In 1901, Bertrand Russell published an inconsistency within set theory that came to be called Russell's paradox, and became the first to attempt a solution. However, in 1900 it was the German logician Ernst Zermelo (1871–1953) who independently was the first to recognize it, although he did not publish the idea and it remained known only to his fellow academics at the University of Göttingen.

 

Ernst Zermelo
Ernst Zermelo, photographed in 1900, whose work on axiomatic set theory had overwhelming implications on the foundations of mathematics."

 

Russell's paradox is a contradiction within set theory. Logically, a set is capable of containing itself, but think of what we will call Set A – it has within it all those sets that don't contain themselves. Can A contain itself. If we say "yes" this leads to a contradiction because, as we have just said, every set in A cannot contain itself. Yet claiming it doesn't contain itself doesn't work either.

 

A popular version of Russell's paradox, known as the barber paradox, considers a town with a male barber who, every day, shaves every man who doesn't shave himself, and no one else. Does the barber shave himself? The scenario as described requires that the barber shave himself if and only if he does not!

 

Russell's paradox, in its original form considers the set of all sets that aren't members of themselves. Most sets, it would seem, aren't members of themselves – for example, the set of elephants is not an elephant – and so could be said to be "run-of-the-mill." However, some "self-swallowing" sets do contain themselves as members, such as the set of all sets, or the set of all things except Julius Caesar, and so on. Clearly, every set is either run-of-the-mill or self-swallowing, and no set can be both. But then, asked Russell, what about the set S of all sets that aren't members of themselves? Somehow, S is neither a member of itself nor not a member of itself.

 

Russell discovered this strange situation (independently of Zermelo) while studying a foundational work in symbolic logic by Gottlob Frege. After he described it, set theory had to be reformulated axiomatically in a way that avoided such problems.

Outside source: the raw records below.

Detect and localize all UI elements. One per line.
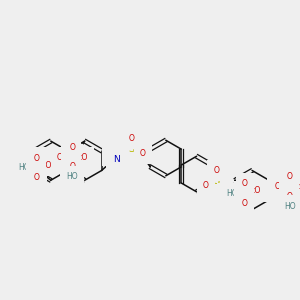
Text: S: S bbox=[69, 152, 75, 162]
Text: S: S bbox=[286, 182, 293, 191]
Text: O: O bbox=[69, 143, 75, 152]
Text: S: S bbox=[213, 176, 220, 186]
Text: HO: HO bbox=[66, 172, 78, 181]
Text: O: O bbox=[242, 199, 248, 208]
Text: HO: HO bbox=[284, 202, 296, 211]
Text: O: O bbox=[287, 192, 292, 201]
Text: O: O bbox=[129, 134, 135, 143]
Text: O: O bbox=[57, 153, 63, 162]
Text: HO: HO bbox=[18, 163, 30, 172]
Text: HO: HO bbox=[227, 189, 238, 198]
Text: O: O bbox=[274, 182, 280, 191]
Text: :O: :O bbox=[80, 153, 88, 162]
Text: H: H bbox=[231, 197, 237, 206]
Text: O: O bbox=[69, 162, 75, 171]
Text: S: S bbox=[242, 189, 248, 199]
Text: :O: :O bbox=[297, 182, 300, 191]
Text: N: N bbox=[224, 190, 230, 199]
Text: :O: :O bbox=[43, 160, 51, 169]
Text: O: O bbox=[34, 173, 39, 182]
Text: O: O bbox=[203, 181, 209, 190]
Text: :O: :O bbox=[252, 187, 261, 196]
Text: O: O bbox=[287, 172, 292, 181]
Text: S: S bbox=[33, 163, 40, 173]
Text: O: O bbox=[140, 149, 146, 158]
Text: S: S bbox=[129, 144, 135, 154]
Text: N: N bbox=[113, 155, 120, 164]
Text: O: O bbox=[242, 179, 248, 188]
Text: H: H bbox=[109, 151, 114, 160]
Text: O: O bbox=[214, 166, 219, 175]
Text: O: O bbox=[34, 154, 39, 163]
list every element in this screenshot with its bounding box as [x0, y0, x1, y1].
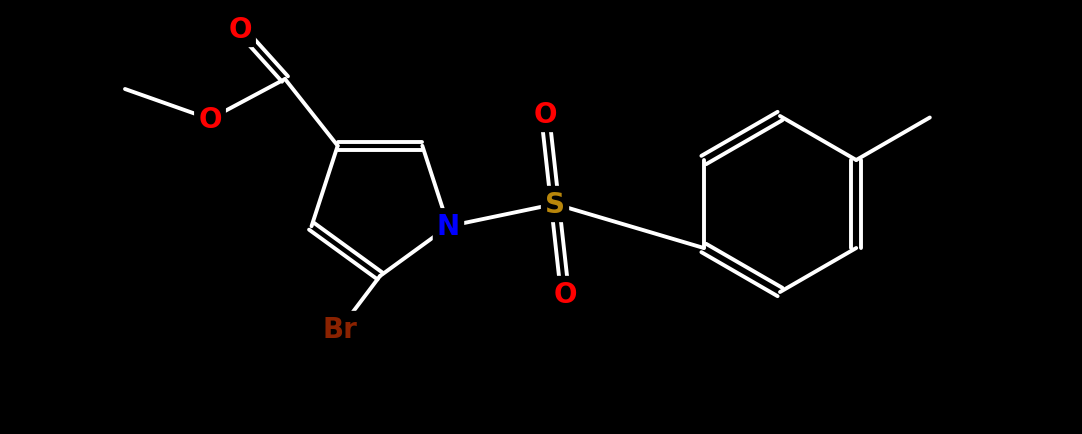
Text: S: S — [545, 191, 565, 218]
Text: O: O — [198, 106, 222, 134]
Text: O: O — [228, 16, 252, 44]
Text: Br: Br — [322, 315, 357, 343]
Text: O: O — [533, 101, 557, 129]
Text: N: N — [437, 213, 460, 241]
Text: O: O — [553, 280, 577, 308]
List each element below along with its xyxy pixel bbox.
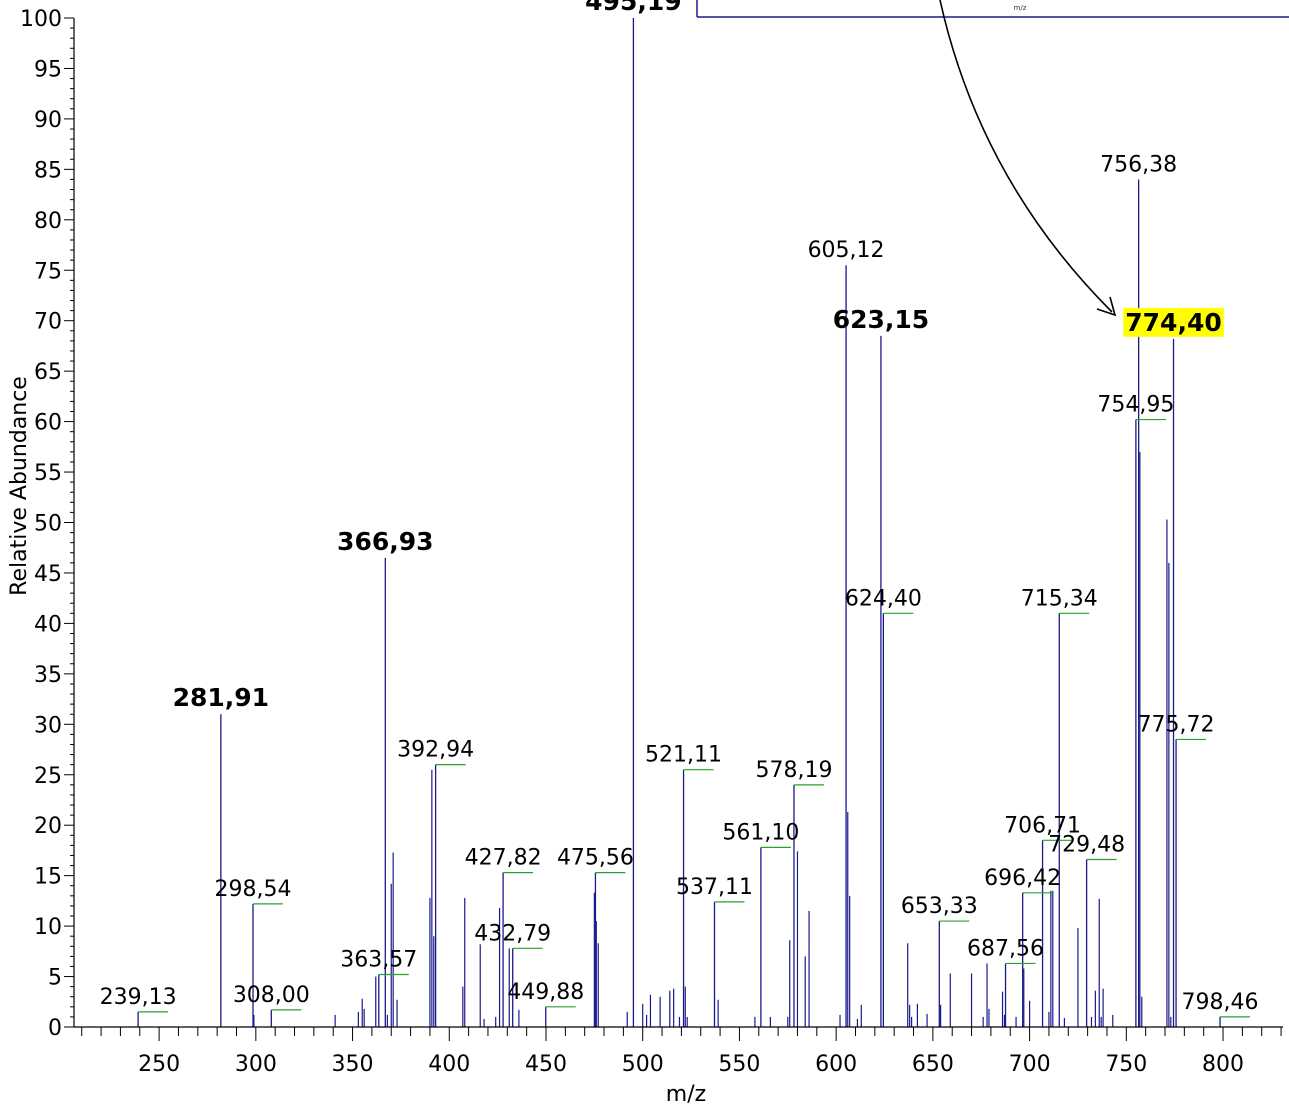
- peak-label: 754,95: [1097, 393, 1174, 418]
- y-tick-label: 5: [48, 966, 62, 991]
- peak-label: 624,40: [845, 586, 922, 611]
- peak-label: 537,11: [676, 875, 753, 900]
- inset-axis-label: m/z: [1014, 4, 1027, 12]
- peak-label: 775,72: [1138, 712, 1215, 737]
- peak-label: 239,13: [100, 985, 177, 1010]
- peak-label: 363,57: [340, 948, 417, 973]
- y-tick-label: 0: [48, 1016, 62, 1041]
- peak-label: 715,34: [1021, 586, 1098, 611]
- annotation-arrowhead: [1096, 296, 1117, 317]
- y-tick-label: 30: [34, 713, 62, 738]
- peak-label: 696,42: [984, 866, 1061, 891]
- y-tick-label: 20: [34, 814, 62, 839]
- y-tick-label: 10: [34, 915, 62, 940]
- peak-label: 653,33: [901, 894, 978, 919]
- peak-label: 605,12: [808, 238, 885, 263]
- peak-labels: 239,13 281,91 298,54 308,00 363,57 366,93 392,…: [100, 0, 1259, 1015]
- y-tick-label: 40: [34, 612, 62, 637]
- peak-label: 798,46: [1182, 990, 1259, 1015]
- peak-series: [137, 18, 1221, 1027]
- annotation-arrow: [939, 0, 1113, 313]
- x-tick-label: 650: [912, 1052, 954, 1077]
- peak-label: 495,19: [585, 0, 681, 16]
- peak-label: 774,40: [1125, 308, 1221, 337]
- y-tick-label: 45: [34, 562, 62, 587]
- label-highlight: [1123, 307, 1224, 337]
- y-tick-label: 95: [34, 57, 62, 82]
- x-axis-title: m/z: [666, 1082, 706, 1107]
- y-tick-label: 90: [34, 108, 62, 133]
- peak-label: 561,10: [722, 820, 799, 845]
- y-tick-label: 75: [34, 259, 62, 284]
- x-tick-label: 750: [1105, 1052, 1147, 1077]
- peak-label: 366,93: [337, 527, 433, 556]
- peak-label: 475,56: [557, 846, 634, 871]
- peak-label: 392,94: [397, 738, 474, 763]
- axes: 0 5 10 15 20 25 30 35 40 45 50 55 60 65 70 75 80 85 90 95 10…: [20, 7, 1283, 1077]
- inset-frame: m/z: [696, 0, 1289, 18]
- peak-label: 578,19: [755, 758, 832, 783]
- x-tick-label: 600: [815, 1052, 857, 1077]
- y-axis-title: Relative Abundance: [7, 376, 32, 596]
- peak-label: 521,11: [645, 743, 722, 768]
- peak-label: 729,48: [1048, 833, 1125, 858]
- x-tick-label: 350: [332, 1052, 374, 1077]
- y-tick-label: 80: [34, 209, 62, 234]
- peak-label: 687,56: [967, 936, 1044, 961]
- y-tick-label: 70: [34, 310, 62, 335]
- x-tick-label: 400: [428, 1052, 470, 1077]
- y-tick-label: 15: [34, 865, 62, 890]
- y-tick-label: 55: [34, 461, 62, 486]
- y-tick-label: 85: [34, 158, 62, 183]
- x-tick-label: 250: [138, 1052, 180, 1077]
- peak-label: 449,88: [507, 980, 584, 1005]
- x-tick-label: 700: [1009, 1052, 1051, 1077]
- y-tick-label: 50: [34, 512, 62, 537]
- y-tick-label: 65: [34, 360, 62, 385]
- x-tick-label: 450: [525, 1052, 567, 1077]
- y-tick-label: 60: [34, 411, 62, 436]
- peak-label: 308,00: [233, 983, 310, 1008]
- peak-label: 281,91: [173, 683, 269, 712]
- peak-label: 432,79: [474, 921, 551, 946]
- y-tick-label: 100: [20, 7, 62, 32]
- peak-label: 298,54: [215, 877, 292, 902]
- peak-label: 756,38: [1100, 152, 1177, 177]
- peak-label: 706,71: [1004, 813, 1081, 838]
- x-tick-label: 800: [1202, 1052, 1244, 1077]
- x-tick-label: 500: [622, 1052, 664, 1077]
- peak-label: 623,15: [833, 305, 929, 334]
- label-underlines: [138, 418, 1251, 1018]
- y-tick-label: 25: [34, 764, 62, 789]
- x-tick-label: 300: [235, 1052, 277, 1077]
- x-tick-label: 550: [718, 1052, 760, 1077]
- y-tick-label: 35: [34, 663, 62, 688]
- peak-label: 427,82: [465, 846, 542, 871]
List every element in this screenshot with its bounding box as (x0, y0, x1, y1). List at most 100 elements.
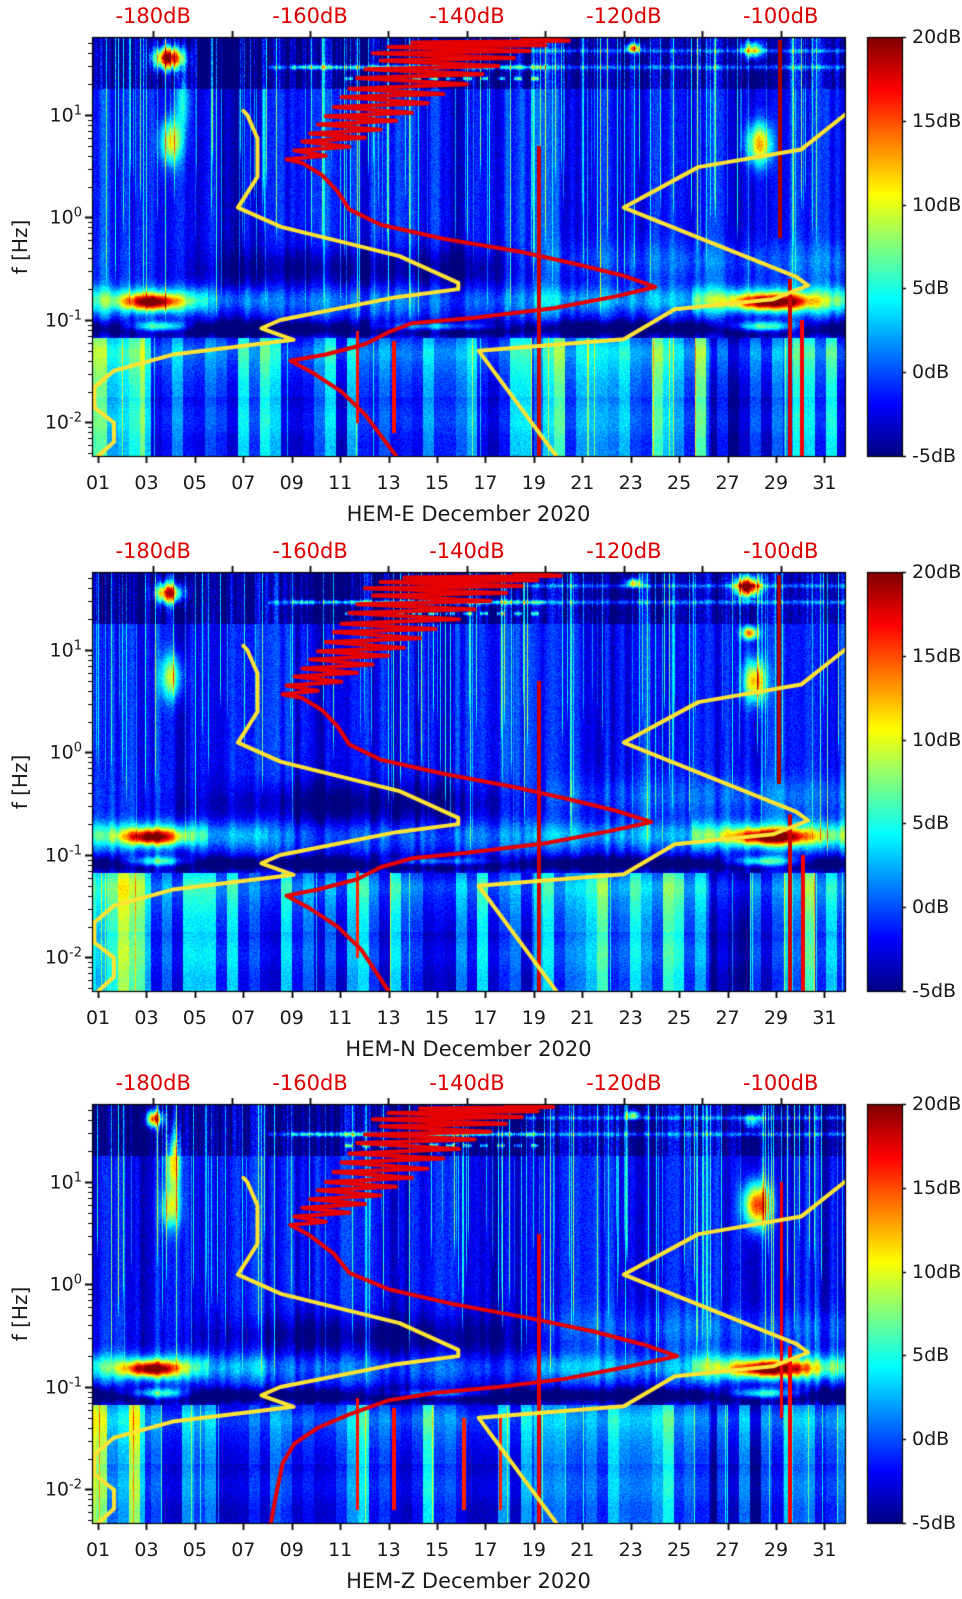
y-tick-label: 10-2 (44, 410, 82, 435)
top-axis-label: -100dB (742, 1071, 819, 1095)
x-tick-label: 29 (763, 1539, 789, 1561)
x-tick-label: 01 (85, 472, 111, 494)
x-tick-label: 21 (570, 1007, 595, 1029)
x-tick-label: 31 (812, 1539, 837, 1561)
top-axis-label: -100dB (742, 4, 819, 28)
colorbar-tick-label: 15dB (912, 1176, 962, 1199)
x-tick-label: 29 (763, 1007, 789, 1029)
x-tick-label: 07 (231, 472, 256, 494)
x-tick-label: 09 (279, 472, 304, 494)
y-tick-label: 101 (49, 1170, 82, 1194)
x-tick-label: 13 (376, 472, 401, 494)
colorbar-tick-label: 20dB (912, 561, 962, 583)
y-tick-label: 10-1 (44, 308, 82, 332)
colorbar-tick-label: 20dB (912, 1093, 962, 1115)
x-tick-label: 23 (618, 472, 643, 494)
top-axis-label: -180dB (115, 539, 191, 563)
colorbar-tick-label: 0dB (912, 361, 950, 384)
x-tick-label: 03 (134, 472, 159, 494)
x-tick-label: 27 (715, 472, 740, 494)
top-axis-label: -180dB (115, 4, 191, 28)
x-tick-label: 31 (812, 472, 837, 494)
x-tick-label: 15 (424, 1007, 450, 1029)
x-tick-label: 13 (376, 1007, 401, 1029)
top-axis-label: -120dB (586, 1071, 662, 1095)
colorbar-tick-label: 5dB (912, 812, 950, 835)
x-tick-label: 11 (328, 1539, 353, 1561)
x-tick-label: 01 (85, 1007, 111, 1029)
colorbar-tick-label: 15dB (912, 644, 962, 667)
colorbar-tick-label: -5dB (912, 445, 957, 467)
x-tick-label: 19 (521, 1007, 546, 1029)
x-tick-label: 11 (328, 1007, 353, 1029)
top-axis-label: -140dB (429, 1071, 505, 1095)
x-tick-label: 25 (667, 1007, 692, 1029)
x-tick-label: 03 (134, 1539, 159, 1561)
y-axis-label-hem-z: f [Hz] (8, 1286, 32, 1341)
colorbar-tick-label: 0dB (912, 896, 950, 919)
x-tick-label: 19 (521, 472, 546, 494)
x-tick-label: 31 (812, 1007, 837, 1029)
colorbar-tick-label: -5dB (912, 980, 957, 1002)
top-axis-label: -160dB (272, 539, 348, 563)
spectrogram-canvas-hem-n (0, 533, 962, 1066)
top-axis-label: -160dB (272, 4, 348, 28)
y-tick-label: 10-1 (44, 843, 82, 867)
colorbar-tick-label: 10dB (912, 728, 962, 751)
x-tick-label: 17 (473, 1539, 498, 1561)
x-tick-label: 13 (376, 1539, 401, 1561)
x-tick-label: 05 (182, 472, 207, 494)
y-tick-label: 100 (49, 1272, 82, 1297)
top-axis-label: -180dB (115, 1071, 191, 1095)
top-axis-label: -160dB (272, 1071, 348, 1095)
panel-title-hem-z: HEM-Z December 2020 (346, 1569, 591, 1593)
x-tick-label: 05 (182, 1539, 207, 1561)
x-tick-label: 23 (618, 1007, 643, 1029)
colorbar-tick-label: 5dB (912, 1344, 950, 1367)
top-axis-label: -140dB (429, 539, 505, 563)
x-tick-label: 07 (231, 1007, 256, 1029)
panel-title-hem-e: HEM-E December 2020 (346, 502, 591, 526)
colorbar-tick-label: 0dB (912, 1428, 950, 1451)
x-tick-label: 17 (473, 1007, 498, 1029)
colorbar-tick-label: 10dB (912, 1260, 962, 1283)
x-tick-label: 27 (715, 1539, 740, 1561)
top-axis-label: -120dB (586, 4, 662, 28)
x-tick-label: 03 (134, 1007, 159, 1029)
colorbar-tick-label: 20dB (912, 26, 962, 48)
x-tick-label: 23 (618, 1539, 643, 1561)
y-tick-label: 10-2 (44, 945, 82, 970)
x-tick-label: 15 (424, 1539, 450, 1561)
y-tick-label: 101 (49, 638, 82, 662)
x-tick-label: 09 (279, 1007, 304, 1029)
colorbar-tick-label: 5dB (912, 277, 950, 300)
x-tick-label: 01 (85, 1539, 111, 1561)
x-tick-label: 09 (279, 1539, 304, 1561)
x-tick-label: 15 (424, 472, 450, 494)
x-tick-label: 05 (182, 1007, 207, 1029)
x-tick-label: 07 (231, 1539, 256, 1561)
panel-title-hem-n: HEM-N December 2020 (345, 1037, 592, 1061)
x-tick-label: 11 (328, 472, 353, 494)
spectrogram-canvas-hem-e (0, 0, 962, 533)
y-tick-label: 10-1 (44, 1375, 82, 1399)
top-axis-label: -140dB (429, 4, 505, 28)
x-tick-label: 19 (521, 1539, 546, 1561)
y-tick-label: 101 (49, 103, 82, 127)
top-axis-label: -120dB (586, 539, 662, 563)
x-tick-label: 21 (570, 1539, 595, 1561)
y-axis-label-hem-n: f [Hz] (8, 754, 32, 809)
x-tick-label: 29 (763, 472, 789, 494)
top-axis-label: -100dB (742, 539, 819, 563)
y-tick-label: 10-2 (44, 1477, 82, 1502)
y-tick-label: 100 (49, 205, 82, 230)
x-tick-label: 17 (473, 472, 498, 494)
x-tick-label: 21 (570, 472, 595, 494)
x-tick-label: 25 (667, 472, 692, 494)
colorbar-tick-label: -5dB (912, 1512, 957, 1534)
spectrogram-canvas-hem-z (0, 1066, 962, 1599)
x-tick-label: 27 (715, 1007, 740, 1029)
x-tick-label: 25 (667, 1539, 692, 1561)
y-axis-label-hem-e: f [Hz] (8, 219, 32, 274)
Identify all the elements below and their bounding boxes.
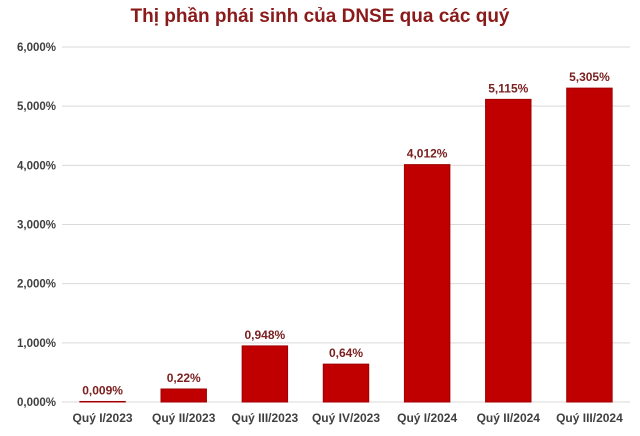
- data-label: 0,22%: [167, 371, 201, 385]
- bar: [160, 388, 207, 403]
- x-tick-label: Quý III/2024: [556, 411, 623, 425]
- bar: [79, 400, 126, 403]
- x-tick-label: Quý II/2023: [152, 411, 216, 425]
- bar: [241, 345, 289, 403]
- x-tick-label: Quý IV/2023: [312, 411, 380, 425]
- data-label: 0,64%: [329, 346, 363, 360]
- bar: [322, 363, 370, 403]
- y-tick-label: 6,000%: [17, 42, 56, 54]
- data-label: 5,115%: [488, 81, 528, 95]
- bar: [485, 98, 532, 403]
- y-tick-label: 4,000%: [17, 160, 56, 172]
- y-tick-label: 2,000%: [17, 279, 56, 291]
- data-label: 0,009%: [82, 383, 123, 397]
- y-tick-label: 0,000%: [17, 397, 56, 409]
- y-tick-label: 1,000%: [17, 338, 56, 350]
- y-tick-label: 5,000%: [17, 101, 56, 113]
- bar: [403, 164, 451, 403]
- x-tick-label: Quý II/2024: [477, 411, 541, 425]
- chart-title: Thị phần phái sinh của DNSE qua các quý: [130, 6, 510, 27]
- bar: [566, 87, 613, 403]
- y-tick-label: 3,000%: [17, 220, 56, 232]
- x-tick-label: Quý I/2024: [397, 411, 457, 425]
- x-tick-label: Quý I/2023: [73, 411, 133, 425]
- data-label: 0,948%: [245, 328, 286, 342]
- data-label: 5,305%: [569, 70, 610, 84]
- data-label: 4,012%: [407, 147, 448, 161]
- x-tick-label: Quý III/2023: [232, 411, 299, 425]
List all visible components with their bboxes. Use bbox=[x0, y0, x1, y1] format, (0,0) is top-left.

Russell himself, together with Alfred North Whitehead, developed a comprehensive system of types in Principia Mathematica. Although this system does avoid troublesome paradoxes and allows for the construction of all of mathematics, it never became widely accepted. Instead, the most common version of axiomatic set theory in use today is the so-called Zermelo-Fraenkel set theory, which avoids the notion of types and restricts the universe of sets to those that can be built up from given sets using certain axioms. Russell's paradox underlies the proof of Gödel's incompleteness theorem as well as Alan Turing's proof of the undecidability of the halting problem.

 


Reference

1. Russell, Bertrand. Bertrand Russell Autobiography. New York: Routledge, 1992.